Technological change has broken the power of the Organisation of the Petroleum Exporting Countries (OPEC) to keep the oil price high. Hydraulic fracturing (“fracking”) and horizontal drilling have turned America into a big oil producer, with 4m barrels a day coming from sources which used to be deemed “unconventional”. The boom in producing oil and gas from shale has yet to spread to other countries. America enjoys some big advantages, such as open spaces, accommodating laws, a well-developed supply chain and abundant finance for risky projects. So far it has refrained from exporting its crude oil or natural gas, but exports of liquefied natural gas (LNG) will start this year. Increased trade in LNG will create a more global gas market and greater resilience of supply, undermining Russia’s pipeline monopoly in Europe. America is already exporting lightly refined oil.
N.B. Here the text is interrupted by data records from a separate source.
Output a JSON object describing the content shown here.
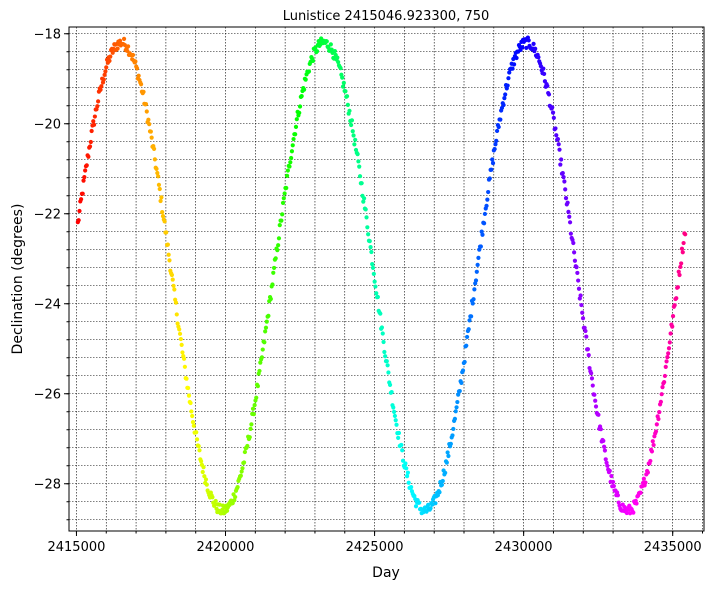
{
  "chart_data": {
    "type": "scatter",
    "title": "Lunistice 2415046.923300, 750",
    "xlabel": "Day",
    "ylabel": "Declination (degrees)",
    "xlim": [
      2414750,
      2436050
    ],
    "ylim": [
      -29.05,
      -17.85
    ],
    "x_ticks": [
      2415000,
      2420000,
      2425000,
      2430000,
      2435000
    ],
    "x_tick_labels": [
      "2415000",
      "2420000",
      "2425000",
      "2430000",
      "2435000"
    ],
    "x_minor_step": 1000,
    "y_ticks": [
      -28,
      -26,
      -24,
      -22,
      -20,
      -18
    ],
    "y_tick_labels": [
      "−28",
      "−26",
      "−24",
      "−22",
      "−20",
      "−18"
    ],
    "y_minor_step": 0.4,
    "grid": true,
    "marker_size": 4.2,
    "color_map": "hsv",
    "series": [
      {
        "x_start": 2415047,
        "x_step": 27.2,
        "count": 750,
        "model": {
          "center": -23.4,
          "amplitude": 5.2,
          "period_days": 6800,
          "peak_day": 2416500,
          "jitter": 0.12
        }
      }
    ]
  }
}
Those tentative signs of a rebalancing in the market were a positive for the oil price, which gained 75 cents to $47 US a barrel for the North American benchmark known as West Texas Intermediate or WTI.
In its January report, the IEA said it could see the foundation of a rebound in the oil market some time in the second half of 2015. If and when that happens, it won't be because there is less oil being pumped, but rather because cheap prices will encourage demand as the economy grows because of cheap energy.
"With a few notable exceptions such as the United States, lower prices do not appear to be stimulating demand just yet," the IEA said.
Until that happens, the IEA is expecting low oil prices to persist.
"How low the market's floor will be is anybody's guess. But the sell-off is having an impact," the IEA said. "A price recovery — barring any major disruption — may not be imminent, but signs are mounting that the tide will turn," said the agency.